Lees ook: Waarom elke tweelingmoeder stiekem superwoman is.
- Ja, dit is een inkopper, maar je bent dus maar één keer zwanger. Kan ook een nadeel zijn trouwens, als je zwanger zijn heel erg leuk vindt. Ik moet er wel eerlijk bij zeggen dat de zwangerschap vaak dubbel zo zwaar is, dus eigenlijk doe je gewoon twee zwangerschappen in een. Aan de andere kant: aan het einde van de rit word je beloond met maar liefst twee van die schattige snoetjes die je verwachtingsvol aankijken.
- Na een hectische start ben je algauw een mega relaxte moeder.
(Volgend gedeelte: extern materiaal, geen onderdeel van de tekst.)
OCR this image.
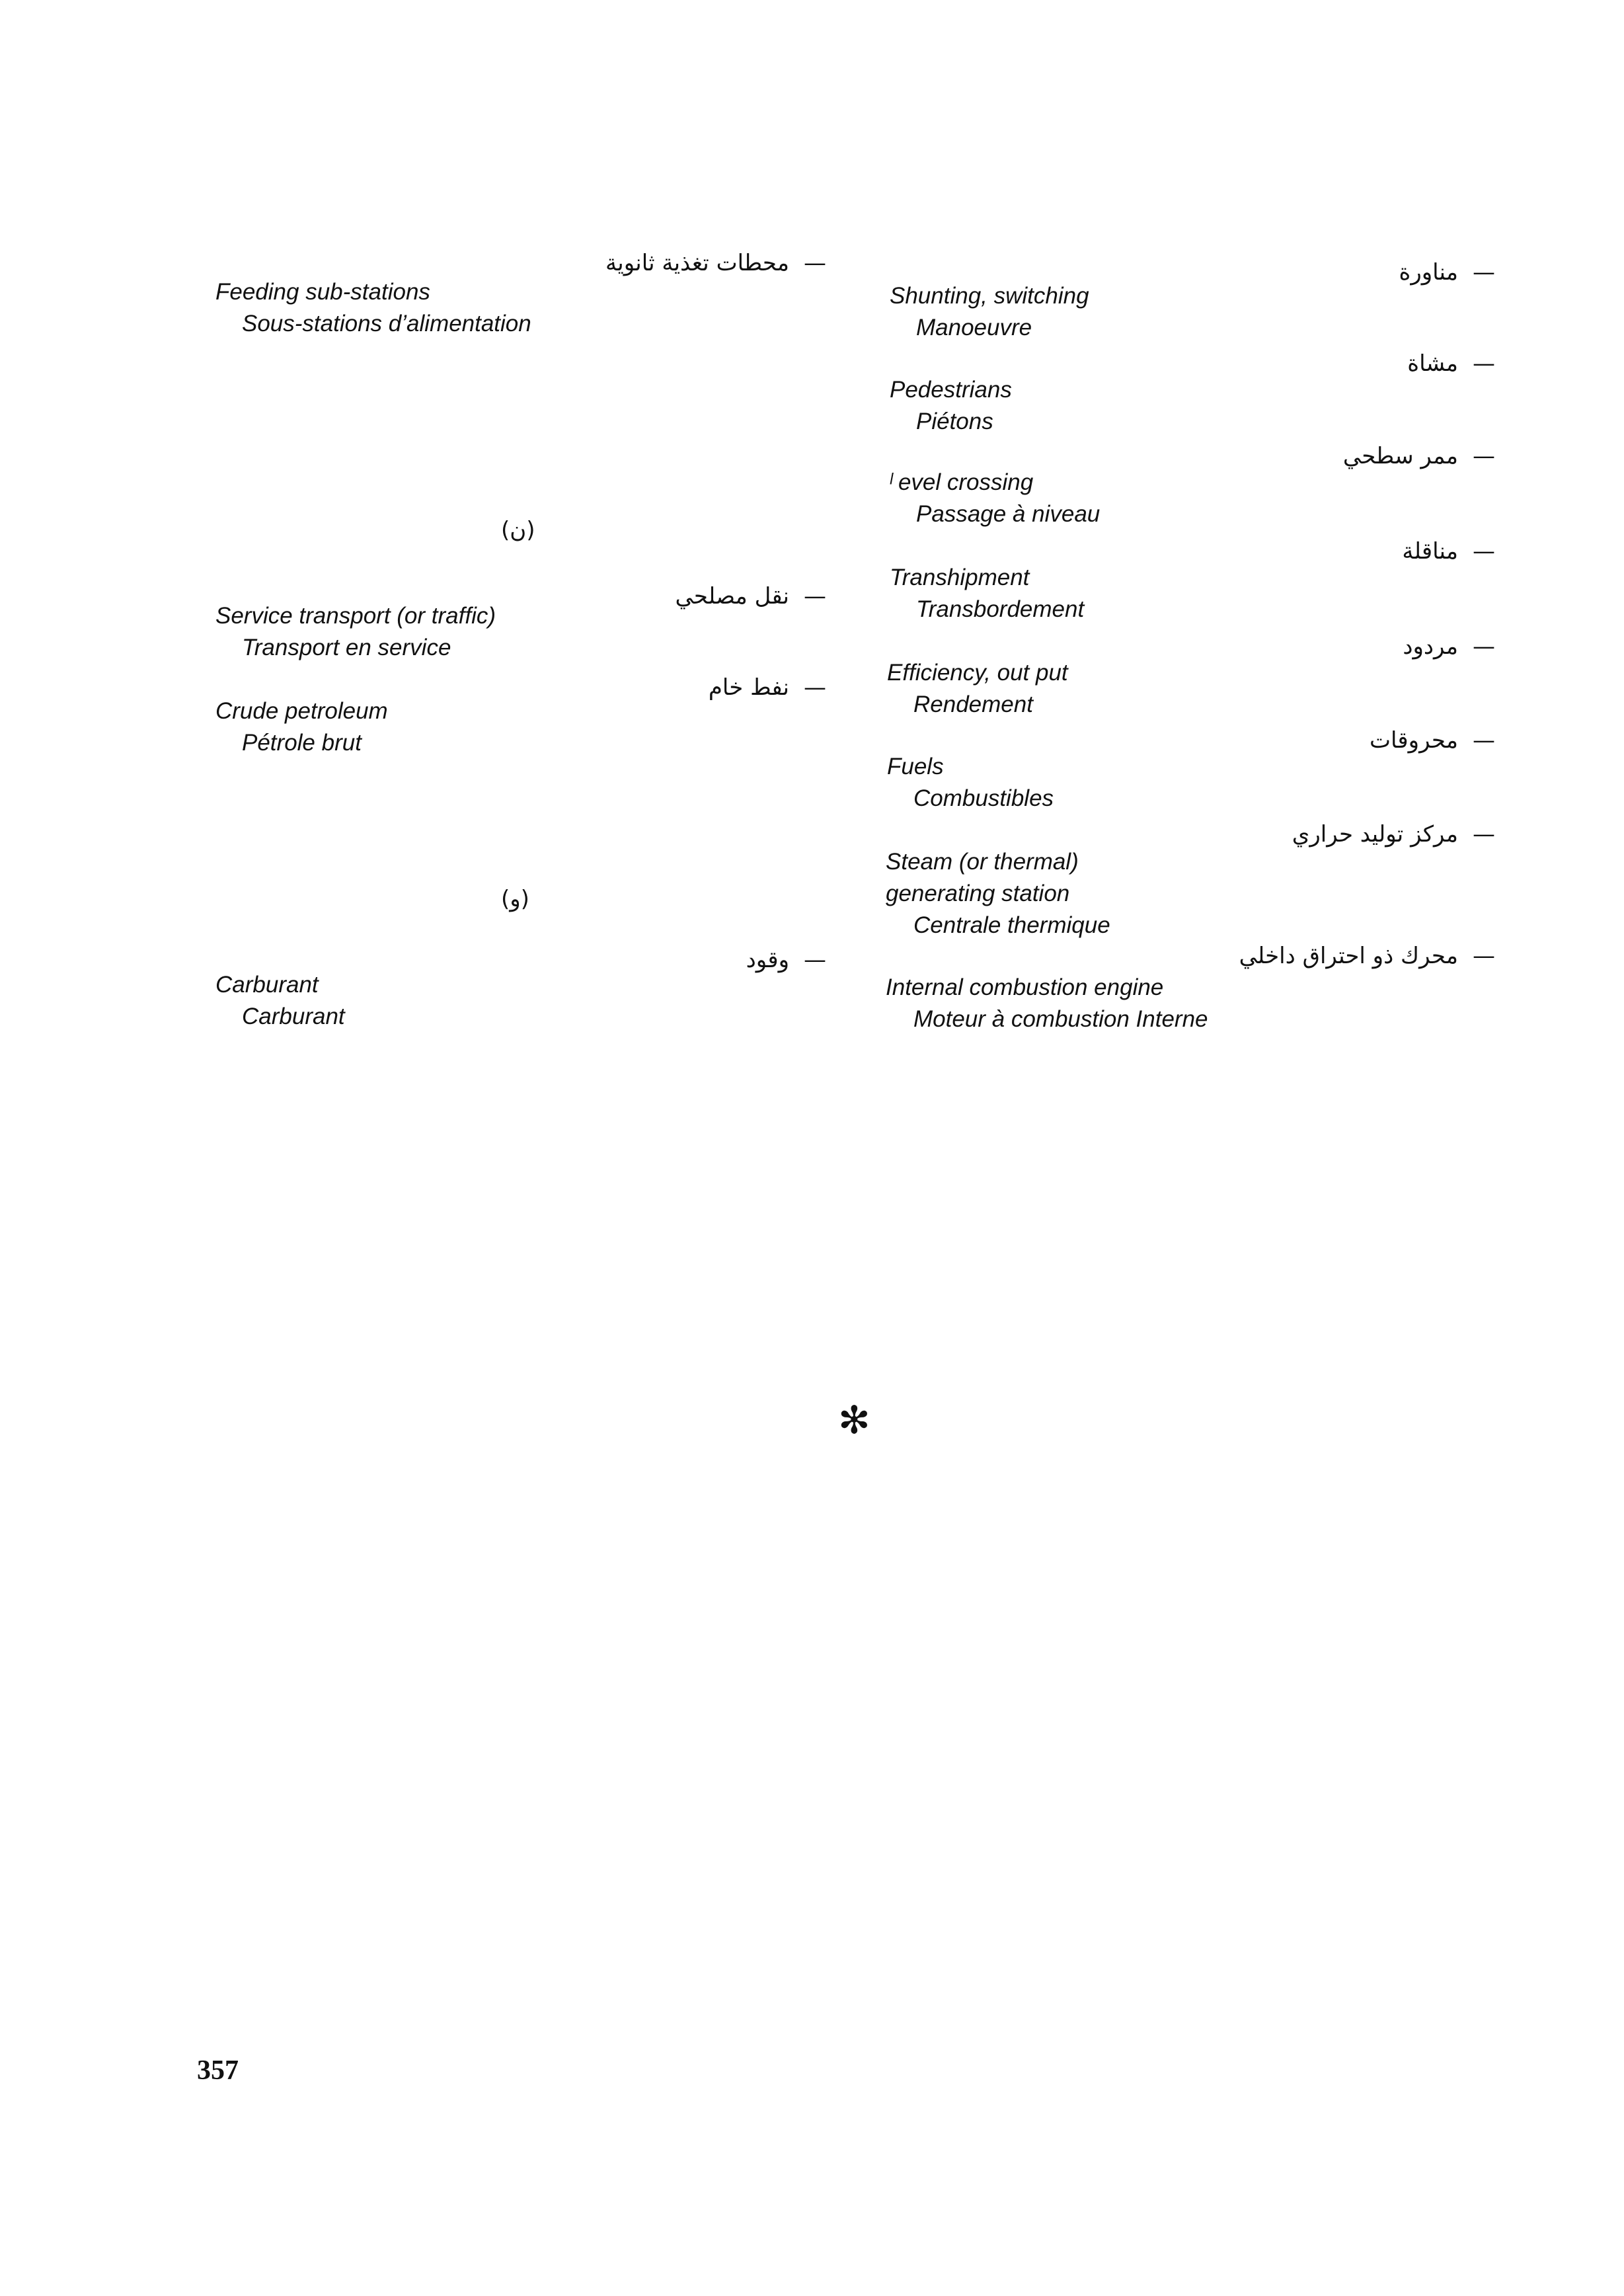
—محطات تغذية ثانوية
Feeding sub-stations
Sous-stations d’alimentation
(ن)
—نقل مصلحي
Service transport (or traffic)
Transport en service
—نفط خام
Crude petroleum
Pétrole brut
(و)
—وقود
Carburant
Carburant
—مناورة
Shunting, switching
Manoeuvre
—مشاة
Pedestrians
Piétons
—ممر سطحي
ˡ evel crossing
Passage à niveau
—مناقلة
Transhipment
Transbordement
—مردود
Efficiency, out put
Rendement
—محروقات
Fuels
Combustibles
—مركز توليد حراري
Steam (or thermal)
generating station
Centrale thermique
—محرك ذو احتراق داخلي
Internal combustion engine
Moteur à combustion Interne
✻
357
Je hebt zeg maar een snelcursus moederschap gehad, dus jou maken ze niets meer wijs.
- Alles gebeurt min of meer tegelijk. Drinken, poepen, sprongetjes, tandjes – we zeiden het al: een uitdaging. Maar ook: dubbele eerste lachjes. Dubbele knuffels. Dubbele natte kusjes. Dubbele eerste schattige woordjes. Dubbele uitgestoken armpjes als je ze ophaalt bij de opvang/van school/bij opa en oma. Dubbelschattige foto’s in het fotoalbum. En dan heb ik het nog niet eens over de filmpjes gehad.
- Je kinderen hebben altijd een maatje om mee te spelen. En dat is gewoon heel gezellig, zowel voor hen als voor jou. Die van mij brengen elkaars knuffel/speen als de ander verdrietig is, kunnen samen keihard lachen om God mag weten wat, doen alles wat de ander doet en geven hun eigen koekje/hapje eerst aan de ander.
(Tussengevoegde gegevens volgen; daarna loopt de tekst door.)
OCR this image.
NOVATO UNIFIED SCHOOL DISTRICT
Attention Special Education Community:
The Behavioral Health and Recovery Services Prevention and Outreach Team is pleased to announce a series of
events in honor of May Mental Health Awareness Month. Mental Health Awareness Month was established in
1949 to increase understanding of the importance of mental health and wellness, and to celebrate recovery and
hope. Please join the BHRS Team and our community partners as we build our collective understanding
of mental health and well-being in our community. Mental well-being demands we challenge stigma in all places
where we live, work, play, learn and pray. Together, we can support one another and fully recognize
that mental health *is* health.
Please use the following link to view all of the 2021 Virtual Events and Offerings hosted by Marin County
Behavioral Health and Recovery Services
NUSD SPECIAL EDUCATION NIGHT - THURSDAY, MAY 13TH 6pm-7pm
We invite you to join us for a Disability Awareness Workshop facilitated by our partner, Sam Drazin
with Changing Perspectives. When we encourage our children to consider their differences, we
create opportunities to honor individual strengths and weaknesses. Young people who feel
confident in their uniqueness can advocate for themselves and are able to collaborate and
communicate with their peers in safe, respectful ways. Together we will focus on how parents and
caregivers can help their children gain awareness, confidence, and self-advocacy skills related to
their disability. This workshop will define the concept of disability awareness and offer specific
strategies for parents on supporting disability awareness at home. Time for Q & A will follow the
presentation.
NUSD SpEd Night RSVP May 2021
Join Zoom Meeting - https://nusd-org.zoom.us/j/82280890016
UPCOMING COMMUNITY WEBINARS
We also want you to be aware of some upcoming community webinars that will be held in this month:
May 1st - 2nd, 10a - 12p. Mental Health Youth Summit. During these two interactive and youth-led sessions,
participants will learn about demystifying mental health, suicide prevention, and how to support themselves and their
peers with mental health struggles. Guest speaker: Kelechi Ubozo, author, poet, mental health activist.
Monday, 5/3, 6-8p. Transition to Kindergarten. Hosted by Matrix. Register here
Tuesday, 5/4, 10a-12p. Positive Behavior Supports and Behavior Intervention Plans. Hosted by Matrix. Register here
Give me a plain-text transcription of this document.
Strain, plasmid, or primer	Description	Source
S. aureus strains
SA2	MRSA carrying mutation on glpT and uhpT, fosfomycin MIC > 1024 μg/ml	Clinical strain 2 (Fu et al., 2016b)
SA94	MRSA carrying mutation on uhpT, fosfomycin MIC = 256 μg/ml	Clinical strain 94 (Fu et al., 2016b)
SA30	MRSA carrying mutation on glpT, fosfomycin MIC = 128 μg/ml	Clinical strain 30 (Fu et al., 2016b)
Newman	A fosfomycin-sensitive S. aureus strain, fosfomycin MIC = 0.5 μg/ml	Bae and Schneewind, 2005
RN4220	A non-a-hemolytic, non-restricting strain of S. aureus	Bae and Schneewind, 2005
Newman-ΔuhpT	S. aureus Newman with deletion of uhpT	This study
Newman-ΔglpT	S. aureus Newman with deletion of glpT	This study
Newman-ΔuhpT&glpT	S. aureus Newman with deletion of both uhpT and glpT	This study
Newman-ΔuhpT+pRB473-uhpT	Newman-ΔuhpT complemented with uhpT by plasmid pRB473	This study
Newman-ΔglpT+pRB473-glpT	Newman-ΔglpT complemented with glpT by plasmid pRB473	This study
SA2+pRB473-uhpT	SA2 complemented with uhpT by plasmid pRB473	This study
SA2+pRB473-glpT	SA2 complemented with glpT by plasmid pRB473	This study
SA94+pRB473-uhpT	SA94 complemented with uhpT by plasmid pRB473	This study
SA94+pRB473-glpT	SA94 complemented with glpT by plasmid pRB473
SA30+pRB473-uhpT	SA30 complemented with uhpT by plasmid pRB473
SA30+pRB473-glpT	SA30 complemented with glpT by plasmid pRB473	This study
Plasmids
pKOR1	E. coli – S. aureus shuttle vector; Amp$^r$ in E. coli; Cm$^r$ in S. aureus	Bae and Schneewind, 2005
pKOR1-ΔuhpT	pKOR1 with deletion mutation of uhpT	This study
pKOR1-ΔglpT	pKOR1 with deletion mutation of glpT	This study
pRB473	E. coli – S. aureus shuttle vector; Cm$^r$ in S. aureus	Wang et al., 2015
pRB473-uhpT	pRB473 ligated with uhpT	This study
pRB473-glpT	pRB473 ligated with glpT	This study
- Je kinderen maken nooit ruzie. Hahaha. Ik bedoel: je kinderen leren heel goed ruziemaken. Daarom kunnen ze tegen een stootje. Duwt een ander kindje ze omver? Kleine kans dat ze meteen gaan huilen. In de baarmoeder werden ze al omver geduwd dus been there, done that. Maar als het moet, kunnen ze al vroeg voor zichzelf opkomen. Thuis doen ze niet anders.
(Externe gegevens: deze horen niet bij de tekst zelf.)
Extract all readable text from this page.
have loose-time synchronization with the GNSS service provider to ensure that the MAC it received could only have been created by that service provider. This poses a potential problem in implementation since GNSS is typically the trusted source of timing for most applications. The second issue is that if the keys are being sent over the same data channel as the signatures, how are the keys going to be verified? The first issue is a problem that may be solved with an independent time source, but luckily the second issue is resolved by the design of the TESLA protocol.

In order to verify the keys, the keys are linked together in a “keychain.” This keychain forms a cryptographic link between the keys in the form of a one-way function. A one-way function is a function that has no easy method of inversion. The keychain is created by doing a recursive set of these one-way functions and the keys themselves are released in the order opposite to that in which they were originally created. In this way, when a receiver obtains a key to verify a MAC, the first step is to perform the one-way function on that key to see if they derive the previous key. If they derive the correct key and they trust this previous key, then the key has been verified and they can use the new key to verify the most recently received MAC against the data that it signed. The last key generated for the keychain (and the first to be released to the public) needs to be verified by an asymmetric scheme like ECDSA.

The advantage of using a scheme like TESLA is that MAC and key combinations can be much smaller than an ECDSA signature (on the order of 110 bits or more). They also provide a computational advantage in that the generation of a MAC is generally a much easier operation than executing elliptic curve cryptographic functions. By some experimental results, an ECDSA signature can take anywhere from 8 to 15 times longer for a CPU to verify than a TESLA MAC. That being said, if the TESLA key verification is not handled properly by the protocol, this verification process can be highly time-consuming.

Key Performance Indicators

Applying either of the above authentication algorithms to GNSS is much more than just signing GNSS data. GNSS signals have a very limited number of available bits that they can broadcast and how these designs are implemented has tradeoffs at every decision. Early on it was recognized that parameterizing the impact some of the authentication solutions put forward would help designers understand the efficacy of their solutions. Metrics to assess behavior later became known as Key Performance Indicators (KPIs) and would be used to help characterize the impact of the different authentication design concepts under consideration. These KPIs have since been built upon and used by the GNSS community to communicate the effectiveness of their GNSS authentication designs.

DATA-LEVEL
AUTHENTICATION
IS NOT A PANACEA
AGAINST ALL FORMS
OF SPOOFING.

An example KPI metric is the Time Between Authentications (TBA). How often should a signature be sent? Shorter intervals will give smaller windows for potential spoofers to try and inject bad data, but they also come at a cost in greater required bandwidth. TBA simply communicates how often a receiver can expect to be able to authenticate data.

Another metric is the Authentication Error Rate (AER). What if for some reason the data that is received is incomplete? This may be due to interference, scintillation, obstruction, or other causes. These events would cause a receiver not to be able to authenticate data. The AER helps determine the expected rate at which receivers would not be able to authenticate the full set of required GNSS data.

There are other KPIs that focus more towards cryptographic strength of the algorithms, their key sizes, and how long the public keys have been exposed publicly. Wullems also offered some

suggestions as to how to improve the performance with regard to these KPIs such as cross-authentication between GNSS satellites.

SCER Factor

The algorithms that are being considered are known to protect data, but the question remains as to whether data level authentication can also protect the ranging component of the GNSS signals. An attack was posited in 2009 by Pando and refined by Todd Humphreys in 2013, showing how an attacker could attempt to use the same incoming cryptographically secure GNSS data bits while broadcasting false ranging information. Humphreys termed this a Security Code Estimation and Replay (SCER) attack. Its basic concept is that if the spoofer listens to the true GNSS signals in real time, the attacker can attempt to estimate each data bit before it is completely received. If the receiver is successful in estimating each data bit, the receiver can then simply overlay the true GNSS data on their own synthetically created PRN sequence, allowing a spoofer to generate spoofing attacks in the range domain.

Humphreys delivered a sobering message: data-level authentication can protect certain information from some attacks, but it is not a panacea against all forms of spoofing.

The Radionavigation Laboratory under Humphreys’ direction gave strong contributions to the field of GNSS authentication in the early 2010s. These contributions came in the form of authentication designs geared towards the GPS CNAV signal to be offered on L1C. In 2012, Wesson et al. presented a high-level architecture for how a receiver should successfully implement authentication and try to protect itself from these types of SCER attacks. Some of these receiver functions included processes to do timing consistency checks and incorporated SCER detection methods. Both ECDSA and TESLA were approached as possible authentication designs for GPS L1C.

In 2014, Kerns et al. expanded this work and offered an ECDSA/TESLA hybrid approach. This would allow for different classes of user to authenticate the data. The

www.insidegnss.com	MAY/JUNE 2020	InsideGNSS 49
- Ze leren geduldig te zijn. Althans: meestal. Niet als ze honger hebben. Maar de meeste tweelingkinderen wennen er wél aan dat ze niet altijd meteen geholpen worden. Ze wachten bijvoorbeeld rustig in de gang als het andere kind op de fiets/in de auto wordt gezet. Of tot ze aan de beurt zijn om uit bad te worden gehaald.
- Tweelingkinderen hebben betrokken vaders. Papa staat zelden aan de zijlijn en verschoont net zo hard luiers. Wederom: in de meeste gevallen, en anders hebben ze hopelijk betrokken ooms/tantes/opa’s/oma’s/buren. Omdat je het als moeder nou eenmaal echt niet altijd alleen kunt. En het gewoon logischer is als je beiden om beurten één kind voor je rekening neemt en je de taken een beetje kunt verdelen.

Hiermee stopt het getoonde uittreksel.